1761027275.4510579 [system_monitor_node-52] [INFO] [1761027275.442901531] [system_monitoring_node]: publishing system state: IDLE

According to Grafana Explore “This query will process approximately 8.4 MiB”, but this is also probably because the logs are rather verbose.

With the solution that you suggest I would be making an active series per state, which I guess is fine, but is it than still possible to create a state timeline?

I see, didn’t realize you have logs in Loki already.

Let’s say we have the following log line:

1761027275.4510579 [system_monitor_node-52] [INFO] [1761027275.442901531] [system_monitoring_node]: publishing system state: IDLE

What is your goal that you want to achieve?

I want to be able to track the state that the system is in, and be able to see it within the resolution of 1 DPM. From this I think I can then also derive other metrics, such as setting up alerts that will let me know when a system has stayed in a certain state for too long or if the system has failed a mission or not.

Do you think that this is the wrong way of handling it? I guess it is also possible to have the state tracking done on the device and it only output a metric if it is over a certain threshold.

I am surprised by how many hurdles I need to overcome to make this work, leading me to believe that the design of grafana is actively discouraging me from doing so.

“the fair use query limit” is not the design of Grafana limit. It is Grafana Cloud limit.
Use your own metric/log storage, and you can query it nonstop without reaching the fair use query limit. You just need to manage your own storage (e.g. Loki if you want to still use logs)

As Jan mentioned above, you are using a free version of Grafana Cloud, limitation is expected. If you go over that then the only thing you can really do is reduce the log volume or make it less verbose.

To address your other questions, in order to create a time series graph you will need to map state to some sort of value.
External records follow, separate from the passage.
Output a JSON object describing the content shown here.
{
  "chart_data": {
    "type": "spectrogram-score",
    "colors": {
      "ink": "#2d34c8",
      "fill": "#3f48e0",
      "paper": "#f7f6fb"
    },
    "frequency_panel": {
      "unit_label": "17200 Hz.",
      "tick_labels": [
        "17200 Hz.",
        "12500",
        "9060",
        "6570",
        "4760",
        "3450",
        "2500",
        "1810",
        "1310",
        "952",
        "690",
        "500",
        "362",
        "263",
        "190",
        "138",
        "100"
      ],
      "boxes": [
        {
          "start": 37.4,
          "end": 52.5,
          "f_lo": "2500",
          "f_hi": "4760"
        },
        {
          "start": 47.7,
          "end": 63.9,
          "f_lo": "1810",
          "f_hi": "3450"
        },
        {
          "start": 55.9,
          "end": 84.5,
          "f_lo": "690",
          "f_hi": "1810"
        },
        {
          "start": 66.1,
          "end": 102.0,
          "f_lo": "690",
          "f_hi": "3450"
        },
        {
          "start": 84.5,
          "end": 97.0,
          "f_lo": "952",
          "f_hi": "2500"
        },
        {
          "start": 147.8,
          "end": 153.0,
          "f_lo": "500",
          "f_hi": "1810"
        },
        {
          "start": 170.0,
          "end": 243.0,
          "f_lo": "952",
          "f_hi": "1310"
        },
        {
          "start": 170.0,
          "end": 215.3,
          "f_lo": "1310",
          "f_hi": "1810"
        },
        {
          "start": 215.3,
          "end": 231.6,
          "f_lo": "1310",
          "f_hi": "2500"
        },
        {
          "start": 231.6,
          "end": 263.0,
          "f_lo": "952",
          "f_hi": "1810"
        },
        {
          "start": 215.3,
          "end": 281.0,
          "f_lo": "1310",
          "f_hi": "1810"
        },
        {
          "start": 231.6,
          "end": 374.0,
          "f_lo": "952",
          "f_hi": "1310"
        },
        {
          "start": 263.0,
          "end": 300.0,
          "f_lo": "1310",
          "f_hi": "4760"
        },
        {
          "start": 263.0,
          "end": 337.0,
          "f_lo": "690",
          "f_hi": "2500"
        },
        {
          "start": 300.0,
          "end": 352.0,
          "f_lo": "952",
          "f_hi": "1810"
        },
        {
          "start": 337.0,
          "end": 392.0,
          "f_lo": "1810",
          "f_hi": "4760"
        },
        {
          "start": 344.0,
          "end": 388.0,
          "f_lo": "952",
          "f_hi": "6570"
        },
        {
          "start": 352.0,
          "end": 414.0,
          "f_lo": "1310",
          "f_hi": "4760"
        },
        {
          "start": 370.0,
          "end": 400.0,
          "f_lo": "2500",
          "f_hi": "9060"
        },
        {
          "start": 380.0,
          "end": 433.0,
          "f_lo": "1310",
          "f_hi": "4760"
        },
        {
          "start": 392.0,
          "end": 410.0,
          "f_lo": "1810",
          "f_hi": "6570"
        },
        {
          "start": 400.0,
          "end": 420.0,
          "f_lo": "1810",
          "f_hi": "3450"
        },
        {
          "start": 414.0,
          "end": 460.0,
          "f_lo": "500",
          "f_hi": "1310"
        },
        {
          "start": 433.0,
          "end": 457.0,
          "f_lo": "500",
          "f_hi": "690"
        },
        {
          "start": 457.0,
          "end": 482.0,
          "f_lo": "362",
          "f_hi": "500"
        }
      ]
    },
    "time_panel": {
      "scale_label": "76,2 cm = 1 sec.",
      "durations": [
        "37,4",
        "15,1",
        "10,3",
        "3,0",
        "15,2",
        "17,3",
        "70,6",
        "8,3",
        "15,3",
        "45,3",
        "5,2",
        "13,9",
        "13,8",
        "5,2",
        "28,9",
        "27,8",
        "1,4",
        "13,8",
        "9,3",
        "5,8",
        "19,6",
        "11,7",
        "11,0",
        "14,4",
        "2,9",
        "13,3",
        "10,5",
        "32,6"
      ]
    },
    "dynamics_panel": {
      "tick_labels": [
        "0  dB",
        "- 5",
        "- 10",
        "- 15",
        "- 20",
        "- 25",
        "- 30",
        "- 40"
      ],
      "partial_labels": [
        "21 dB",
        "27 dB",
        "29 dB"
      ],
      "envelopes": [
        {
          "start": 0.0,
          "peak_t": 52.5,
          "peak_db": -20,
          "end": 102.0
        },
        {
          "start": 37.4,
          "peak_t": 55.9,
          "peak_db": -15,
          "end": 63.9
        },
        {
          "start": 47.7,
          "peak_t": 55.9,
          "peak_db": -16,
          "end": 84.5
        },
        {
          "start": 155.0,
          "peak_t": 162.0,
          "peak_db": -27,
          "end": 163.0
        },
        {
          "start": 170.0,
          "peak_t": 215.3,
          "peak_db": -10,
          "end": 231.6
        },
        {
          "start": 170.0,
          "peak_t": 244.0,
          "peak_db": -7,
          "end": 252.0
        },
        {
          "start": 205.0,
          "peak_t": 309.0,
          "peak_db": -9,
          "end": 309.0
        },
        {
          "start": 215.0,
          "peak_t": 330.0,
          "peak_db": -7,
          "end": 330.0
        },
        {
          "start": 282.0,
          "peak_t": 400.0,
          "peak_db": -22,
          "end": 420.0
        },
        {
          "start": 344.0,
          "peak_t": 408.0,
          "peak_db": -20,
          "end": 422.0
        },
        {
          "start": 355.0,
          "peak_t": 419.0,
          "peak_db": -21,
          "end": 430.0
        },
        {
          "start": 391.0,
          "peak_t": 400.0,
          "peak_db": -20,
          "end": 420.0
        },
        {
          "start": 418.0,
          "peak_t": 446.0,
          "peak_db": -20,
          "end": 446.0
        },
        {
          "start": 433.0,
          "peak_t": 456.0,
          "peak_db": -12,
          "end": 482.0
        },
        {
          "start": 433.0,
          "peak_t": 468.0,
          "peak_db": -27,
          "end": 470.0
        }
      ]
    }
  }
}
I don’t know what possible states you have, but just for example let’s say:

IDLE = 0
ACTIVE = 1
FAILED = -1
UNKNOWN = -2

Then you’d need to craft a query like this (not tested)

{hostname="system-hostname"}
  |= `publishing system state`
  | pattern `<timestamp> [<node>] <misc>: <mis1>: <system_state>e[0me[0m`
  | label_format system_state_int=`{{ if eq .system_state "IDLE" }}0{{ else if eq .system_state "ACTIVE" }}1{{ else if eq .system_state "FAILED" }}-1{{ else }}-2{{ end }}`
  | unwrap "system_state_int"

And then you can wrap metrics functions such as sum_over_time or avg_over_time around that entire thing now that it’s producing a number.

If you are doing alerts then you don’t need to be quite as elaborate, you could just compare the state string and alert based on your desired alerting conditions.

I am hesitant to host my own metric/log storage, since it will be another thing to maintain.

@tonyswumac regardless of grafana cloud tier that I am using, the fair use policy applies link

I think that I will use the route of making a metric per system state, since even if I have 10 states, i have more than enough space within the 10k active series that are part of the free tier.

I am currently think of naming the states by prepending them with “system_state.“. I can then use this to query Prometheus with the following:

{__name__=~"system_state.*"} 

This will return a series per state.

I can the apply three transformations:

this is showing some promise

what do you guys think of this approach?

Yes, I think that’s a fine solution. And if you are approaching the limit then generally speaking metrics take up less volume than logs.